The portfolio of distributed power technologies includes diesel and gas reciprocating engines, gas turbines, fuel cells, solar panels, and small wind turbines.
One of the most prominent examples of this is in India. Five of India’s biggest electricity users generate 96 percent of their requirement, according to their annual reports. Reliance Industries, which runs the world’s biggest oil refining complex, produced almost all of the 11.8 million kilowatt hours it used daily.
About $29 billion spent by companies including Tata Motors (owners of Jaguar, Land Rover and Tetley, and more) to quarantine their plants from the national grid, is shielding India’s biggest users of electricity from disruptions. This investment has paid off.

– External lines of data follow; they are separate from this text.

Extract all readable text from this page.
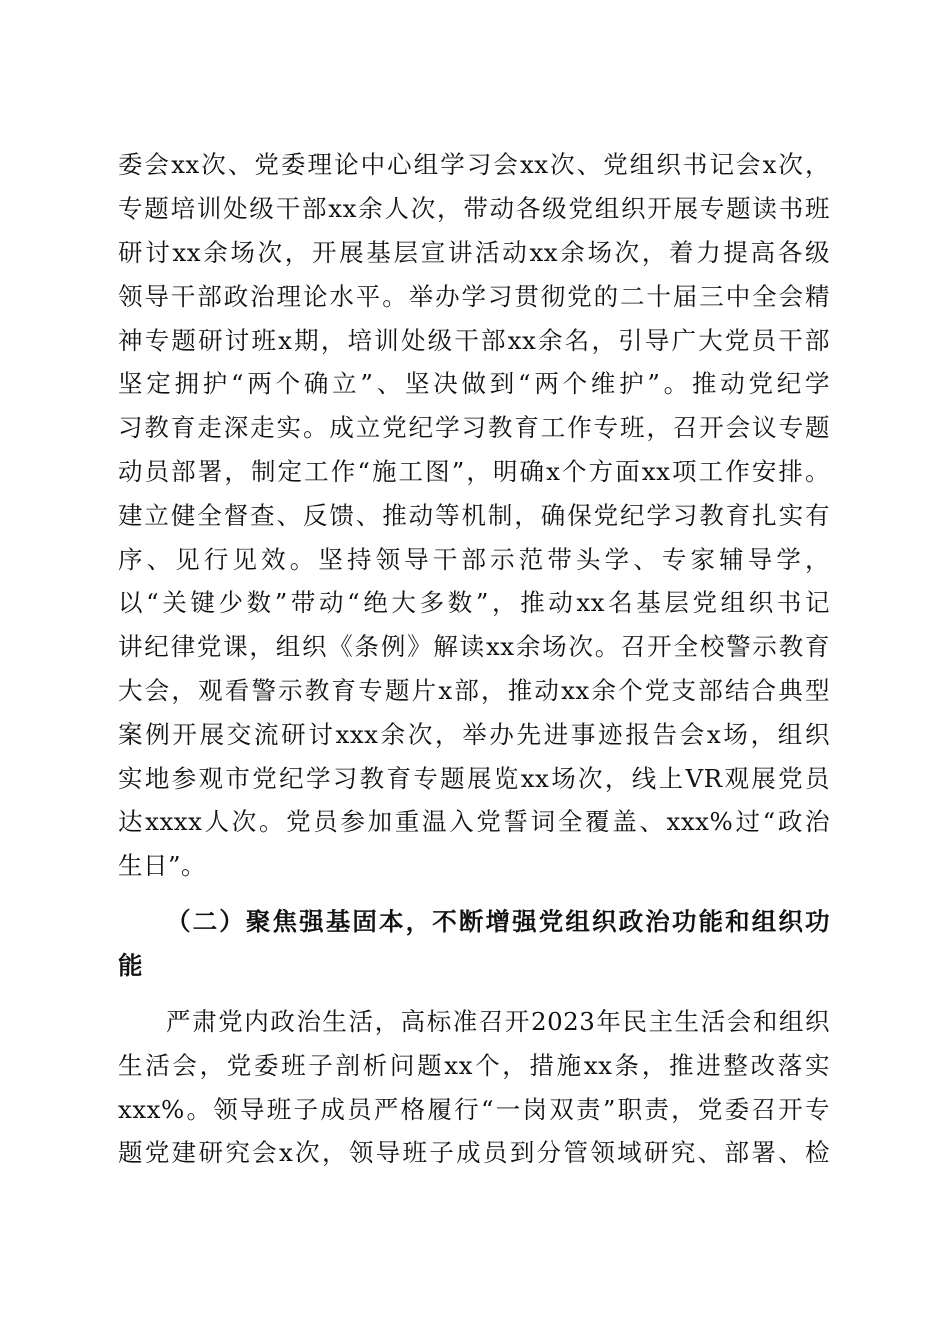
委会xx次、党委理论中心组学习会xx次、党组织书记会x次，
专题培训处级干部xx余人次，带动各级党组织开展专题读书班
研讨xx余场次，开展基层宣讲活动xx余场次，着力提高各级
领导干部政治理论水平。举办学习贯彻党的二十届三中全会精
神专题研讨班x期，培训处级干部xx余名，引导广大党员干部
坚定拥护“两个确立”、坚决做到“两个维护”。推动党纪学
习教育走深走实。成立党纪学习教育工作专班，召开会议专题
动员部署，制定工作“施工图”，明确x个方面xx项工作安排。
建立健全督查、反馈、推动等机制，确保党纪学习教育扎实有
序、见行见效。坚持领导干部示范带头学、专家辅导学，
以“关键少数”带动“绝大多数”，推动xx名基层党组织书记
讲纪律党课，组织《条例》解读xx余场次。召开全校警示教育
大会，观看警示教育专题片x部，推动xx余个党支部结合典型
案例开展交流研讨xxx余次，举办先进事迹报告会x场，组织
实地参观市党纪学习教育专题展览xx场次，线上VR观展党员
达xxxx人次。党员参加重温入党誓词全覆盖、xxx%过“政治
生日”。
（二）聚焦强基固本，不断增强党组织政治功能和组织功
能
严肃党内政治生活，高标准召开2023年民主生活会和组织
生活会，党委班子剖析问题xx个，措施xx条，推进整改落实
xxx%。领导班子成员严格履行“一岗双责”职责，党委召开专
题党建研究会x次，领导班子成员到分管领域研究、部署、检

On July 31 2012, the state-owned national grid collapsed, knocking out supply to 640 million people.
Tata Motors rose to the highest share price in two weeks on July 31, while Reliance gained 3 percent. In comparison, a similar blackout in North America in 2003 caused losses of as much as $10 billion, according to a study by the U.S. and Canadian governments.
Other developing nations face similar issues. For example, Mexico has the fourth largest underground shale reserves, with its geology similar to the U.S. At present, there are proposals to build 8,800 km of new gas pipelines across the country. New pipelines will improve gas access to over 280 cities and towns across the country. It also has the potential to significantly reduce the cost of energy to these communities.